As is the case with all our personal views, our idea of perfection is entirely subjective.
That garish yellow that the designer thought would be perfect for your break room might be your idea of headache-inducing. What you think is the perfect strategy to implement might be the rest of your team’s worst nightmare, creating a rift within the team and causing a project to grind to a halt.
The trouble is, while striving for perfection can sometimes achieve it, other (perhaps more important) objectives can become collateral damage as a result. So how can we stop an individual’s idea of perfection from getting in the way of collective progress?
What we believe to be perfect is usually just our individual perspective and can often be focused on minor details that pander to our preferred way of working. So, what’s important to us might not necessarily be what’s going to make an impactful difference in a wider context.
It can be difficult to loosen our grip on what is important to us. After all, it is important! But if missing the bigger picture, we are building stumbling blocks for ourselves and for our organisation.
Projects can often hit the brakes if there are dysfunctional relationships at play. These dysfunctions often stem from a misalignment of values; what is perfect by my values is not perfect by someone else’s. This creates a culture of “us vs them” and the notion that everyone else needs to come around to our way of thinking.
But from an organisational or team perspective, letting go of our interpretations of perfection might be what makes the biggest impact; sometimes not doing a “perfect” job is what’s best.
For instance, a procurement department’s role is to streamline operational costs. In one person’s view, the perfect way of achieving this is minimising expenditure on procuring certain inventory. Getting it at the cheapest rate makes perfect sense in their mind - minimum expense, maximum procurement. It could not be any more important.
But if we take a step back and look at the broader picture, it might benefit the organisation in the long run to procure a more expensive, higher-quality inventory that will bring down operational costs long-term.

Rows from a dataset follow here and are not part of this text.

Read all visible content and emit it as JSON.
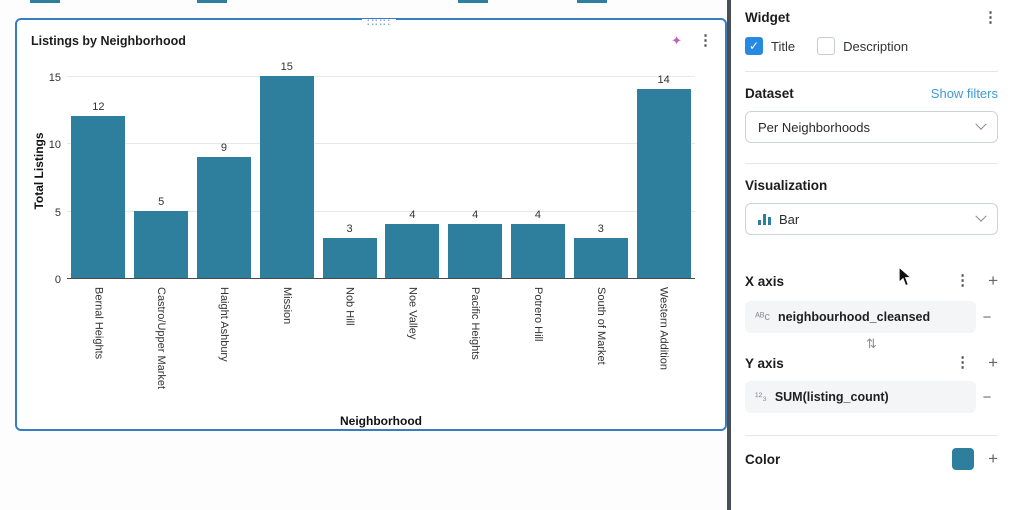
{
  "widget": {
    "title": "Listings by Neighborhood"
  },
  "chart_data": {
    "type": "bar",
    "title": "Listings by Neighborhood",
    "categories": [
      "Bernal Heights",
      "Castro/Upper Market",
      "Haight Ashbury",
      "Mission",
      "Nob Hill",
      "Noe Valley",
      "Pacific Heights",
      "Potrero Hill",
      "South of Market",
      "Western Addition"
    ],
    "values": [
      12,
      5,
      9,
      15,
      3,
      4,
      4,
      4,
      3,
      14
    ],
    "xlabel": "Neighborhood",
    "ylabel": "Total Listings",
    "ylim": [
      0,
      15
    ],
    "yticks": [
      0,
      5,
      10,
      15
    ],
    "bar_color": "#2d7f9d",
    "grid": true,
    "legend": "none"
  },
  "panel": {
    "header": {
      "title": "Widget"
    },
    "checkboxes": {
      "title": {
        "label": "Title",
        "checked": true
      },
      "description": {
        "label": "Description",
        "checked": false
      }
    },
    "dataset": {
      "label": "Dataset",
      "link": "Show filters",
      "selected": "Per Neighborhoods"
    },
    "visualization": {
      "label": "Visualization",
      "selected": "Bar"
    },
    "x_axis": {
      "label": "X axis",
      "field": "neighbourhood_cleansed",
      "type": "text"
    },
    "y_axis": {
      "label": "Y axis",
      "field": "SUM(listing_count)",
      "type": "number"
    },
    "color": {
      "label": "Color",
      "swatch": "#2d7f9d"
    }
  },
  "colors": {
    "accent": "#2d7f9d",
    "selection_border": "#3a7cc2",
    "checkbox": "#2889e0",
    "link": "#3d9bd4"
  }
}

It can be difficult to take a step back from our own idea of perfection and do what we don’t believe to be a “perfect” job. But it’s vital to take an overall view and let go of what we deem to be personally important. This isn’t a route to producing the minimum viable product, this a route to tuning in to what is really going to make a difference in the grand scheme of things.
Perfectionism often deals in ultimatums, such as, “my way or yours” and doesn’t allow for much flexibility. Trying to come to an agreement using this line of thinking is very much an exercise in one person trying to convince the other they are right and vice versa.
In this instance, a conclusion is reached by dominating, attacking the other person’s idea, and taking a “me vs you” approach. In other words, one person is saying, “I have a perfect idea and I’m going to beat you over the head with it until you concede and agree.”
So why don’t we compromise and reach a consensus? The expression that a camel is a horse designed by a committee springs to mind. Everyone wants one of their ideas included in the final project so they can lay claim to having been a part of it.
This method of appeasing everyone’s idea of perfectionism only leads to a scrap heap of different ideas, and while it may seem democratic to include everyone’s contributions, it’s still just a pile of perfectly polished metal, not a working car.
An alternative to agreement is alignment. With alignment there is no attempt to find common ground, only to find a common commitment that everyone can stand behind. Differences are resolved not by making a melting pot of people’s ideas but by taking stock of what will forward the common commitment.
One facilitator chairs a discussion between two persons at a time – any more and we’re back to a committee - in conversation to resolve misalignment.
It works like this: One person begins with a proposal and if anyone in the team isn’t aligned with the idea, they have a one-to-one conversation with the proposer, where both parties air their views surrounding the proposal. Any other members of the team who are also misaligned with the proposal observe this conversation until it is their turn for a one-to-one discussion.
This process of circular conversation continues until either everyone is explicitly and completely aligned with the idea, or until the proposer withdraws the idea.
This method of healthy discussion promotes a respect for differences and does away with everyone trying to implement their version of perfect. Once we grasp that our idea of perfect is in itself not perfect, we can focus on the things that are important to drive our organisation forward beyond what we thought capable.